Matt Simpson | Apr 10, 2014 07:15AM ET
MARKET SNAPSHOT:
USD/CAD: Below 1.091 targets 1.082
I have been closely monitoring this in the lead-up to NFP when price repeatedly tested 1.10, to eventually break down through this pivotal level and present us with this new trend.
Since breaking 1.10 it has respected our key levels very well indeed (these levels were drawn in during the NFP webinar). We can see how each time price has broken through a level of support, retested it as resistance, then down to the next target.
With any luck we will see the same pattern here as long as we remain below 1.091.
At time of writing we are meandering around the daily pivot, so intraday traders may want to consider short position below the daily pivot. However for those who prefer to swing trade the H4 or H1 candles then we can allow for some noise above the daily pivot, and even above 1.091, as long as we close beneath this level.
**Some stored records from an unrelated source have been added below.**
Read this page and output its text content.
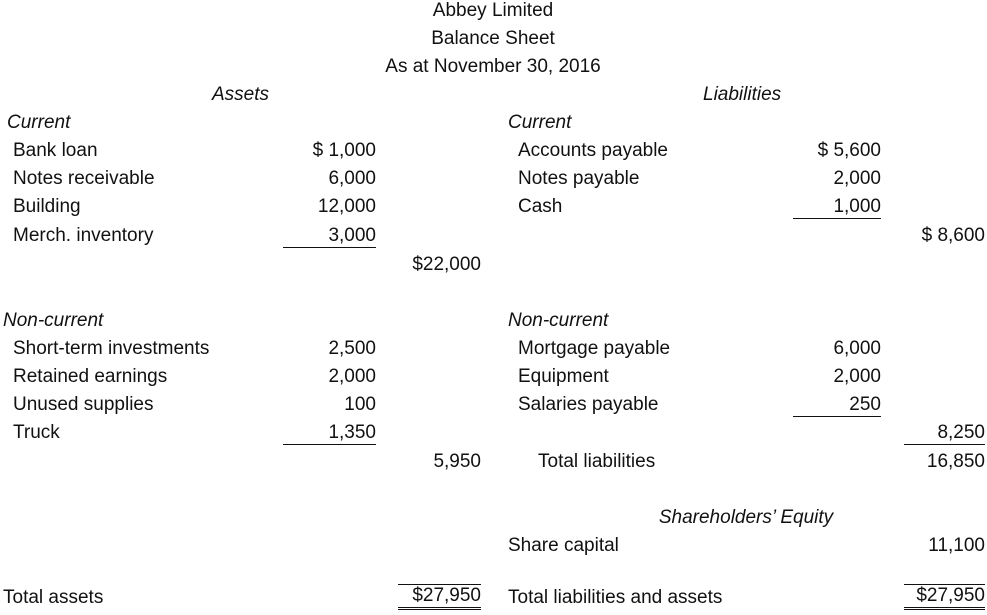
Abbey Limited
Balance Sheet
As at November 30, 2016
Assets	Liabilities
Current
Bank loan	$ 1,000
Notes receivable	6,000
Building	12,000
Merch. inventory	3,000
$22,000
Non-current
Short-term investments	2,500
Retained earnings	2,000
Unused supplies	100
Truck	1,350
5,950
Current
Accounts payable	$ 5,600
Notes payable	2,000
Cash	1,000
$ 8,600
Non-current
Mortgage payable	6,000
Equipment	2,000
Salaries payable	250
8,250
Total liabilities	16,850
Shareholders’ Equity
Share capital	11,100
Total assets	$27,950 Total liabilities and assets	$27,950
For example of we produce a series of reversal candles with failed attempts to close above 1.091 (such as Hanging Men Candles) then we could take this as a signal to target 1.082.
If we convincingly break above 1.091 I would prefer to step aside, whereas a break above 1.0935 swing high would warn of a trend reversal for the near-term.
AUD/CAD: Bullish Wedge targets 1.0315
For the past week or so these 2 commodity currencies have both enjoyed being the more bullish of the bunch, and as we had covered during our live analysis webinar, at some point one of them would have to become the stronger of the two.
AUD appears to have tipped its hand and broken out of a bullish wedge to the upside. Whilst the pattern itself can be tricky to trade, it does provide a likely direction and target to trade to.
What adds extra weight to the validity of the wedge is how price retraced to the breakout line and respected it as support before taking another leg higher.
We are currently holding above a support zone between 1.020-22 where any retracement towards this zone may provide bullish opportunities on lower timeframes.